My fourth and final week went as per routine with the different schools program, along with the numerous Auskick and breakfast programs. It has taken right up until my final week but a lot of the students have started to yell out “Jeff” or “Afro Jeffro” when they see me, something I take as a little accomplishment.

I’ve faced some challenges along the way from digging out a sand-bogged vehicle and walking for what felt like hours in temperature that I swear was well above 40degrees to find help, to taking programs where the participants didn’t understand a word I was saying.

At times it has been frustrating and moments that had me thinking, “Why am I here” but what I believe is it is those small challenges which have made this secondment worthwhile.

I mentioned in Part 1 of the Angurugu School which has the worse attendance in Australia with over 400 enrolled and a good day at the school is if 30-40 show up. It again continues to be an issue and will be for years to come, but a positive with the 30-40 is that a large majority of these students are aged 5 to 8years, the next generation. These students are now in a habit of coming to school, without been told, many of their parents sleeping in and not knowing where they are going. They get themselves up, dressed and head to school, many without breakfast but impressively they are turning up to school. That is where I come in and help promote the breakfast program which runs at the school, every student has to go through there at some stage, basically ‘check in’.

After they have breakfast, it is time to get active. Most of the girls play basketball and all the boys head to the playground area along with a few girls to kick the footy with me. If they got to choose, I would be there all day and night kicking. The students come along trying to take “speccies” and kick snap/dribble goals ( the goals are two old gum trees next to the slippery dip).

One contest got a little bit too contested and I had thought I caused a young student to be knocked out.

All the students were yelling “kick high, kick high as (the) trees”, I thought one won’t be so bad and so I did. Up above the height of the gum tree’s complete silence before they all let out a group “aawww” and then all of a sudden the rush was on to mark the footy. A big pack started to accumulate underneath the footy, as this was happening one of the youngest students, I still believe was no taller than 3ft was running back with the flight of the footy (similar to a Jonathan Brown). It all seemed to happen in slow motion, as this young boy jumped and leaped at the footy, fearlessly.
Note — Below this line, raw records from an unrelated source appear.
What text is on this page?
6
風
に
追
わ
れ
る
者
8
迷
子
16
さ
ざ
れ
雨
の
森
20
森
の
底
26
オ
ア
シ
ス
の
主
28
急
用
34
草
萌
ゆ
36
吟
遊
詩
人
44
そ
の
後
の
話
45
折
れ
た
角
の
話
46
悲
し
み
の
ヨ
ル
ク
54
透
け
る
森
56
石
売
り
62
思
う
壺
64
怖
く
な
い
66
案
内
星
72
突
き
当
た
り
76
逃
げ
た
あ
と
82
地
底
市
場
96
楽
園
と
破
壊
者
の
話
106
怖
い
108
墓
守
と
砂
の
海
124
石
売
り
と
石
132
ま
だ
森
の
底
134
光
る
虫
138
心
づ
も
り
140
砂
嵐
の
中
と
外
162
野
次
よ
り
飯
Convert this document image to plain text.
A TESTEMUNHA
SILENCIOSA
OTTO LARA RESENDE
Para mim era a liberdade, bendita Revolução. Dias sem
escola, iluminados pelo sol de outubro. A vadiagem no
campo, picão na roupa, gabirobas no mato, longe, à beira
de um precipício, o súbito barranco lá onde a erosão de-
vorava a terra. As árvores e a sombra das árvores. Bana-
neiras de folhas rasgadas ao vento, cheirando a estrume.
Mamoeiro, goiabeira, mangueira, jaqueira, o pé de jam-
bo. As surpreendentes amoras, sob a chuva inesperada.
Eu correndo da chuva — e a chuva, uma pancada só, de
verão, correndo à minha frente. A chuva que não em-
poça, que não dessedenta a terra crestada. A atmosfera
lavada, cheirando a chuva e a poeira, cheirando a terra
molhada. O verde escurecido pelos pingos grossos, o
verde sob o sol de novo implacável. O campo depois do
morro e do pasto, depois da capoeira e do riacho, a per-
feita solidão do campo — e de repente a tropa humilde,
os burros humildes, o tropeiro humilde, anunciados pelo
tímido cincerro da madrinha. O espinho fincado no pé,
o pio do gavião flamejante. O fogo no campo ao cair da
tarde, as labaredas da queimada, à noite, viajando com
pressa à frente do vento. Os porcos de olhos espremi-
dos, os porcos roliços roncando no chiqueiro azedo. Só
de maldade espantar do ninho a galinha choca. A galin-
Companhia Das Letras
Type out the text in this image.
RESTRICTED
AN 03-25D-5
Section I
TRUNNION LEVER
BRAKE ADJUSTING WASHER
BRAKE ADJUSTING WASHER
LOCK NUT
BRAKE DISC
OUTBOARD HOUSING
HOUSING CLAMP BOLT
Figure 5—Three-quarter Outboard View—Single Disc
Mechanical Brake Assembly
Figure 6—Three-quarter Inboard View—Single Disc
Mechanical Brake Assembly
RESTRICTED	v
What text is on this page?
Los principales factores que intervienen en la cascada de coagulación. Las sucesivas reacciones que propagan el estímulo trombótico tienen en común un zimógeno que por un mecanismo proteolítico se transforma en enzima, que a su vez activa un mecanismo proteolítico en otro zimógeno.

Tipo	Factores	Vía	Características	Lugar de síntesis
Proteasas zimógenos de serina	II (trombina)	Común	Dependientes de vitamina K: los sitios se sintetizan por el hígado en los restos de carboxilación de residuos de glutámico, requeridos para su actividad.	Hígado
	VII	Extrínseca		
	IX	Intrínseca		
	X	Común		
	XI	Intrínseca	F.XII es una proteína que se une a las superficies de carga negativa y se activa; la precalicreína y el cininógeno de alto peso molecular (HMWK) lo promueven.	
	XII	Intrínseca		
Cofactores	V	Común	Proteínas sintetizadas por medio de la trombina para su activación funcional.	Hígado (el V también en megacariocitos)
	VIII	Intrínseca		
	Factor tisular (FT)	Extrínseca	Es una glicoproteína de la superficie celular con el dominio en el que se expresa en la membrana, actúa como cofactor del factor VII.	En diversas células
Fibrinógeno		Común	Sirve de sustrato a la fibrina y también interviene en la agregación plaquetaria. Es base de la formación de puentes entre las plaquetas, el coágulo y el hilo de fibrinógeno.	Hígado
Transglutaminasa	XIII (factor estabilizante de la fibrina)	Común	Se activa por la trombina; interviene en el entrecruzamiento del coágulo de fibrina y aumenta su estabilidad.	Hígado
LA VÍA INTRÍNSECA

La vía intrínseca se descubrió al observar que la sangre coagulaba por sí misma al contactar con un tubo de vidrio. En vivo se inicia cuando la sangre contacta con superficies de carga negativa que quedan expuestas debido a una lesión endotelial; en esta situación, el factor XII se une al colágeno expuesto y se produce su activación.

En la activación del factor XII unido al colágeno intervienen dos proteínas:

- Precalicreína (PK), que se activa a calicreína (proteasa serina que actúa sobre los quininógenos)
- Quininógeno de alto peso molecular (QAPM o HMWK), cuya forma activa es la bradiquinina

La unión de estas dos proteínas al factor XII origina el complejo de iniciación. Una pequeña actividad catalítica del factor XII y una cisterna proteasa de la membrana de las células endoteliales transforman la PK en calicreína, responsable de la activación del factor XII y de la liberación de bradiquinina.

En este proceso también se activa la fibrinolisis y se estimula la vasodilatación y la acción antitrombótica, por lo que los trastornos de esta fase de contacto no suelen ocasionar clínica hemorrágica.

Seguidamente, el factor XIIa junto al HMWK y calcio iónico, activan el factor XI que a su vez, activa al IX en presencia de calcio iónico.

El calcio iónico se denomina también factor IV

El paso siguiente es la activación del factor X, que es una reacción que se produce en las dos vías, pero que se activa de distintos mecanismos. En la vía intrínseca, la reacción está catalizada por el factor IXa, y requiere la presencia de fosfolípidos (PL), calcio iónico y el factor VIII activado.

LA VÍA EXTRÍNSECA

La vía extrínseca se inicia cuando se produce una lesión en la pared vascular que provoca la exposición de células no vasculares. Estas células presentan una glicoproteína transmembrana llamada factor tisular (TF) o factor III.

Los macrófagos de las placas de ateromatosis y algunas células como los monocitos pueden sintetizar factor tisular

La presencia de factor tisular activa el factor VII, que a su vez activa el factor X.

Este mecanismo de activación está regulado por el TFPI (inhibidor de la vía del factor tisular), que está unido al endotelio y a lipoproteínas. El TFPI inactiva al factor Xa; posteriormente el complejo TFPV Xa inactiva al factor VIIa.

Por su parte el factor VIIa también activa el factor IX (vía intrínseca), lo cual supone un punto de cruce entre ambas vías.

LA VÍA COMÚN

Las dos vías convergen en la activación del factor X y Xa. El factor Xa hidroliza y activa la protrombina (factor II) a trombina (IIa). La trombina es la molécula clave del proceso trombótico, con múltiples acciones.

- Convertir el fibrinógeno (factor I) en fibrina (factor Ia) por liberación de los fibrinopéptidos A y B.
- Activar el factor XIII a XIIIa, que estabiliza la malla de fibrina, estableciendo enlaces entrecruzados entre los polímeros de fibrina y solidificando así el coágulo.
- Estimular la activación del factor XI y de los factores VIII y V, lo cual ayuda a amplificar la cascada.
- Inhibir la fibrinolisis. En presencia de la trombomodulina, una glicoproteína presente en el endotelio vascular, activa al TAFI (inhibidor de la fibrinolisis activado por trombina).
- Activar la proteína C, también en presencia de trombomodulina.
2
As he leaped, he was at full pace and as he did, his forehead collided on the elbow of one of the older boys in the pack and he fell straight to the ground not moving at all. My first thought was that he was knocked out, I rushed over to see how he was.

As I told the other boys to move back a little bit, the young boy jumped to his feet, laughing and yelling “gotyaa”, with the other boys falling over laughing as well. He definitely got me.

I made sure I followed up the incident with the teacher to make sure there were definitely no delayed injuries etc. He had let me know that the young student ‘Daniel’ is a regular prankster, at just 5, he is a practical joker and regularly ask teachers “why so serious?”

I had met Daniel during my first week and he was a regular at school but this was the first ‘prank’ he had pulled on me, something I asked Turtle about and was told he only does it around people when he is comfortable. A moment that, I won’t lie brought a smile to my face.

That was the last thing I was scheduled to do for my secondment, the Thursday Breakfast program and I can guarantee it will stay with me for a while.

The whole trip to Groote Eylandt will stay with me for life; it has been an opportunity that I will be forever thankful I said yes to. It has proven to be a life changing chapter, a chapter that isn’t overly long in time but one that I believe will make me a better person not only professionally but personally as well.

I can’t say enough the fantastic job that the AFL are doing here and in particular the Northern Territory staff, it is a challenging place to work and live but what I see is that they are making a positive difference, every day.

That is the end of my four-part diary series, with any luck it has been entertaining, insightful and hopefully it urges you at some point to experience the unknown. I just want to say that every opportunity you are offered or given, take it with both hands, you just never know how big of a chapter in your life it will be.